Les musiques et danses traditionnelles
Riche de près de 125 groupes ethniques, la Tanzanie bénéficie en conséquence d’une quantité colossale de musiques et danses traditionnelles. Si ces dernières varient selon les communautés, elles ont toutes pour tronc commun de remplir une fonction – concernant le travail, la guerre, la religion, etc. Parmi les expressions musicales les plus connues, citons par exemple Mitamba Yalagala Kumchuzi, musique exécutée sur des tambours gobelets, des tambours cylindriques et des hochets en étain. Chez ce même peuple, on trouve également le mdundiko, des danses rituelles associées avec le mariage et la célébration de la puberté chez les jeunes femmes.
Du côté de l’ethnie Gogo, on trouve un répertoire très varié de musiques cultivant des fonctions diverses comme makumbi accompagnant des rites initiatiques, masumbi, musique de divertissement ou msunyhuno, utilisée pour attirer la pluie. Un répertoire très bien documenté et que l’on peut d’ailleurs écouter grâce à deux belles compilations sorties en 2001 et 2002 sur les labels Ocora et VDE. L’ethnie Gogo est d’ailleurs celle d’Hukwe Zawose, un des musiciens tanzaniens les plus connus du XXe siècle et un illustre joueur d’illimba, grand lamellophone cousin du mbira. L’autre grande artiste de la musique traditionnelle tanzanienne est Saida Karoli, célèbre chanteuse inspirée par les airs traditionnels tanzaniens, chantant notamment en haya et qui a cumulé plusieurs très grands succès en Tanzanie.

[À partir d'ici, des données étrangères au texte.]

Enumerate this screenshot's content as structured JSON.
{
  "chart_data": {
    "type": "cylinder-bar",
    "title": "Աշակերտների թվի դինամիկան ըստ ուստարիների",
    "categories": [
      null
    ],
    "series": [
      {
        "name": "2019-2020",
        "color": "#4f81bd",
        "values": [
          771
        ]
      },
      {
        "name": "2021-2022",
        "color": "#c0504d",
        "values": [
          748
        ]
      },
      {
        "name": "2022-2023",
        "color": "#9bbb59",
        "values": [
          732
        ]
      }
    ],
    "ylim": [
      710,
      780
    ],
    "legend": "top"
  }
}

Cela étant dit, pour entendre la tradition musicale tanzanienne la plus connue (et entendue) dans le monde, c’est vers l’archipel de Zanzibar qu’il faut se tourner. C’est d’ici qu’est originaire l’envoûtant taarab. Pilier de l’identité zanzibarite, cette musique métissée, fusion de styles combinant poésie africaine chantée, percussions, instruments à cordes hérités d’Égypte, influences de l’Inde occidentale et héritages de rites bantous, raconte un pays au carrefour de la route des épices. Ses textes célèbrent l’amour et il est généralement accompagné d’un orchestre assez fourni qui peut compter jusqu’à 40 instruments, notamment à cordes : cithare, oud, violon, violoncelle, mais aussi des accordéons et neys (flûte d’origine persane), et toute une collection de percussions artisanales en tout genre. Il est important de souligner que, dans une société très traditionnelle où les inégalités entre genres sont toujours très fortes, deux des stars les plus influentes du taarab sont des femmes : Siti binti Saad et Bi Kidude. La première (1880-1950) est LA légende du taarab. Incarnant cette musique depuis près d’un siècle, la « mère du taarab » est, dès les années 1920, la première à produire des titres commerciaux en arabe et swahili et à étendre ainsi le rayonnement de cette musique à une sphère internationale d’auditeurs. La seconde légende du taarab se nomme Bi Kidude (1910-2013). Célèbre pour sa longévité et son talent de musicienne, elle a incarné le taarab pendant plus de 80 ans aux côtés de Siti binti Saad, imprimant le genre de sa voix si particulière. Dans la jeune génération, Siti Muharam, arrière-petite-fille de la légende Siti binti Saad, est remarquable par sa volonté de plonger la tradition dans la modernité. Citons également Siti Amina, chanteuse et joueuse charismatique d’oud, elle aussi héritière de Siti binti Saad à sa manière et conviant de multiples esthétiques zanzibarites comme le ngoma ou le Zenji Flava. Ce sont ces artistes, icônes comme membres de la jeune garde, qui font voyager la culture taarab partout où les peuples parlent le swahili.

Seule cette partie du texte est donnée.